À l’approche des élections législatives et communales prévues le 31 mai 2026, la Direction Générale des Élections (DGE) a publié une importante mise au point à l’endroit des hauts responsables de l’État engagés dans la course électorale.

Dans son communiqué, la DGE informe les Présidents et Vice-présidents des Institutions de la République, les membres du Gouvernement, ainsi que les Secrétaires généraux et Directeurs généraux des départements ministériels candidats aux prochaines échéances électorales, que les dispositions du Code électoral relatives aux incompatibilités doivent être strictement respectées.

L’institution électorale rappelle qu’en vertu des articles 156 et suivants du Code électoral concernant les élections législatives, ainsi que des articles 235 et suivants relatifs aux élections communales, tout responsable public candidat est tenu, avant la validation de sa candidature, soit de démissionner de ses fonctions, soit de se placer dans la position administrative prévue par la loi.

La DGE insiste sur le fait que cette obligation ne saurait se limiter à la simple signature ou transmission d’un acte de démission.
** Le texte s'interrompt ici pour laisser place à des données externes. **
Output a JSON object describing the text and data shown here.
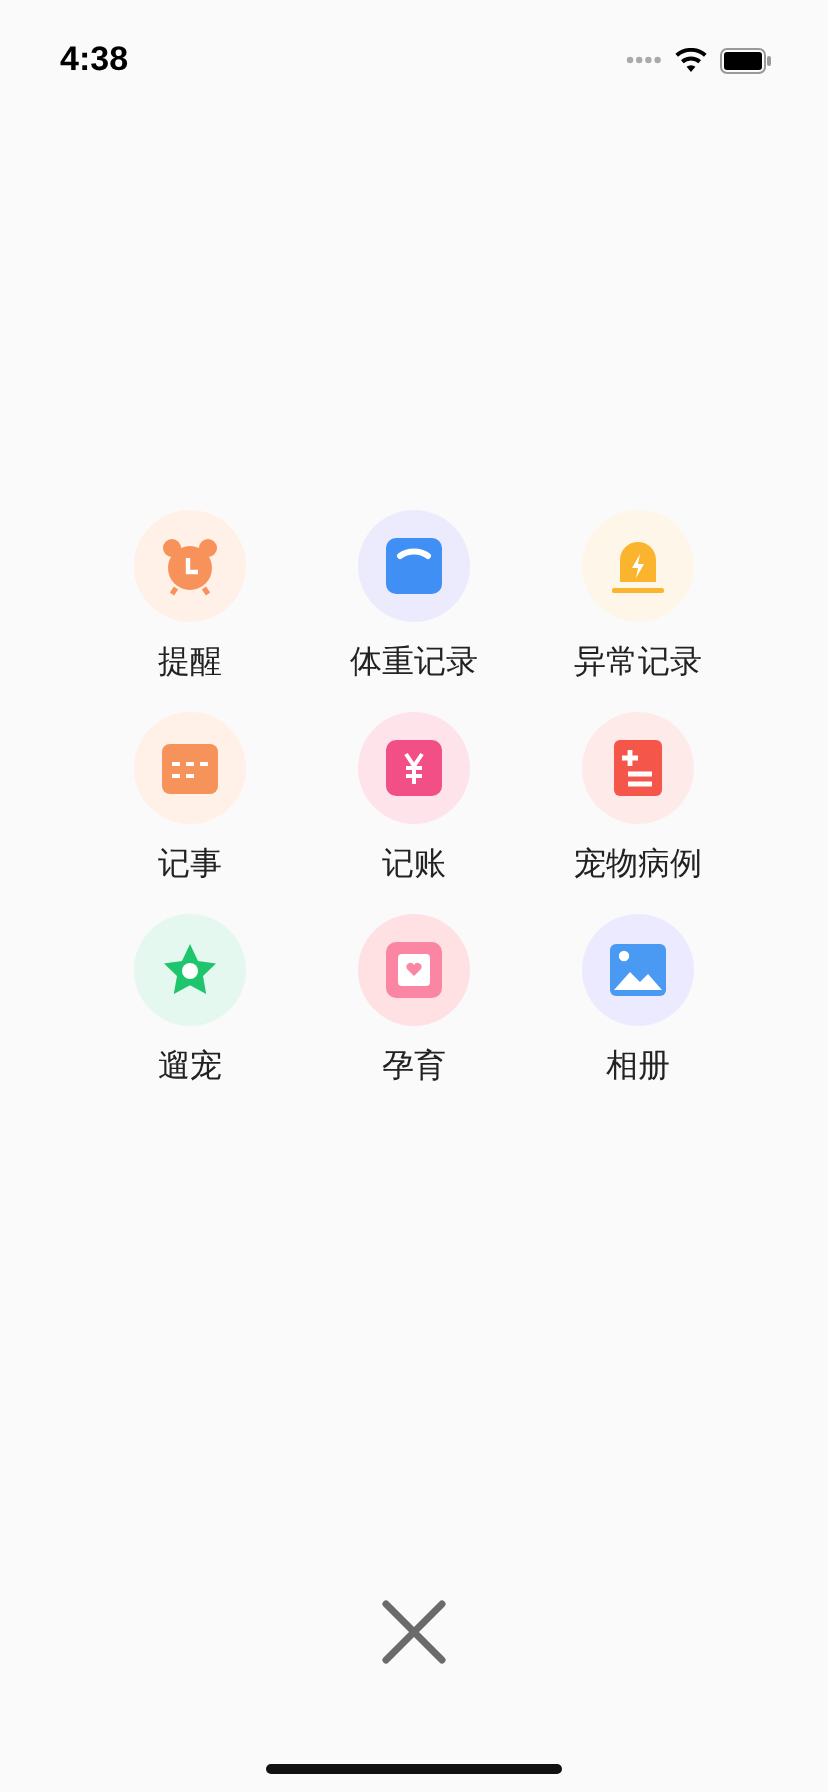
{
  "status_bar": {
    "time": "4:38"
  },
  "items": [
    {
      "label": "提醒",
      "kind": "alarm"
    },
    {
      "label": "体重记录",
      "kind": "scale"
    },
    {
      "label": "异常记录",
      "kind": "alert"
    },
    {
      "label": "记事",
      "kind": "calendar"
    },
    {
      "label": "记账",
      "kind": "money"
    },
    {
      "label": "宠物病例",
      "kind": "medical"
    },
    {
      "label": "遛宠",
      "kind": "star"
    },
    {
      "label": "孕育",
      "kind": "heart"
    },
    {
      "label": "相册",
      "kind": "photo"
    }
  ]
}
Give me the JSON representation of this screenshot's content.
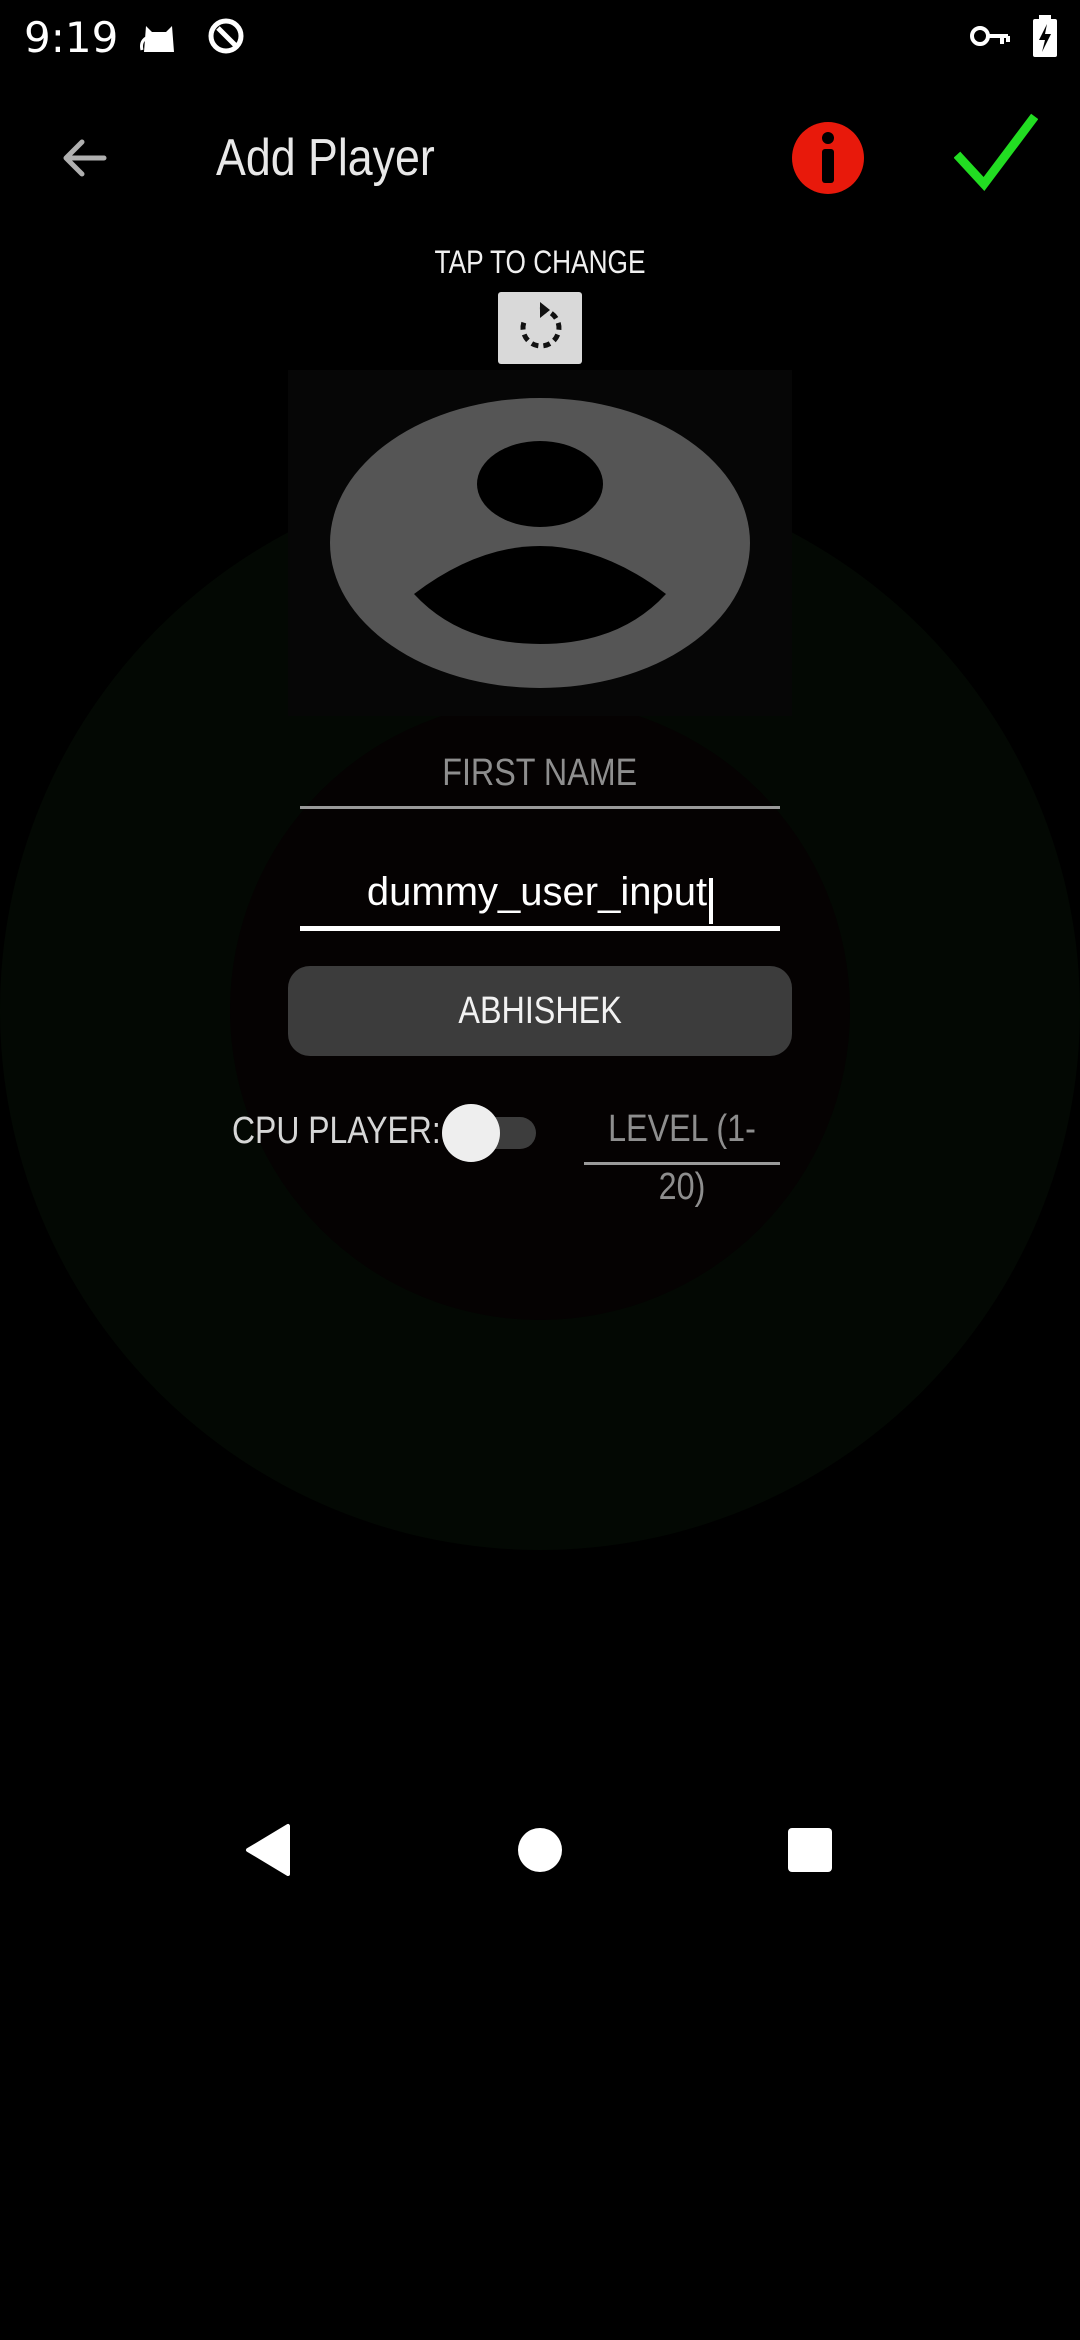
{
  "status_bar": {
    "time": "9:19",
    "icons": [
      "cat-icon",
      "sync-icon",
      "key-icon",
      "battery-icon"
    ]
  },
  "app_bar": {
    "title": "Add Player",
    "back_icon": "arrow-left-icon",
    "info_icon": "info-icon",
    "confirm_icon": "checkmark-icon"
  },
  "avatar_section": {
    "hint": "TAP TO CHANGE",
    "rotate_icon": "rotate-icon"
  },
  "form": {
    "first_name_placeholder": "FIRST NAME",
    "user_input_value": "dummy_user_input",
    "name_button_label": "ABHISHEK",
    "cpu_label": "CPU PLAYER:",
    "cpu_toggle_on": false,
    "level_placeholder": "LEVEL (1-20)"
  },
  "colors": {
    "info": "#e8190b",
    "confirm": "#22dd22",
    "background": "#000000"
  },
  "nav_bar": {
    "icons": [
      "back-triangle-icon",
      "home-circle-icon",
      "recents-square-icon"
    ]
  }
}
Elle implique également une cessation effective de toute activité liée aux fonctions antérieurement exercées.

À ce titre, les personnes concernées ne doivent plus :

occuper les bureaux administratifs ;

utiliser les moyens matériels, logistiques et humains de l’État ;

tenir des réunions de service ;

faire usage des attributs, privilèges et facilités attachés aux fonctions quittées.

Selon la Direction Générale des Élections, plusieurs cas de non-respect auraient toutefois été constatés. Certains candidats, bien qu’ayant officiellement quitté leurs fonctions, continueraient d’utiliser les locaux et infrastructures de leurs anciens services et d’agir publiquement comme s’ils étaient toujours en activité.

Pour la DGE, de telles pratiques constituent une violation manifeste de l’esprit et de la lettre du Code électoral. L’objectif des textes en vigueur est notamment de garantir l’égalité entre les candidats, la neutralité de l’administration publique ainsi que la sincérité du scrutin.

L’organe de gestion des élections souligne également que les ressources publiques et les institutions de l’État ne doivent, en aucun cas, servir de support à des activités susceptibles de créer une confusion entre l’exercice des fonctions publiques et la compétition politique.

S’appuyant sur les articles 330 et 341 du Code électoral, la Direction Générale des Élections rappelle qu’elle est chargée de veiller au respect strict des dispositions légales et réglementaires en matière électorale. Elle invite donc l’ensemble des candidats concernés à se conformer sans délai aux prescriptions en vigueur, notamment en cessant effectivement toute occupation ou utilisation des bureaux, services et moyens relevant de leurs anciennes responsabilités administratives ou politiques.

Enfin, la DGE prévient que tout manquement constaté pourrait entraîner les conséquences prévues par les lois et règlements en vigueur, sans préjudice d’éventuelles poursuites ou mesures administratives engagées par les autorités compétentes.

À travers cette sortie, la Direction Générale des Élections réaffirme sa volonté de préserver les principes de légalité, d’équité et de transparence, considérés comme essentiels à l’organisation d’élections crédibles, apaisées et conformes aux lois de la République de Guinée.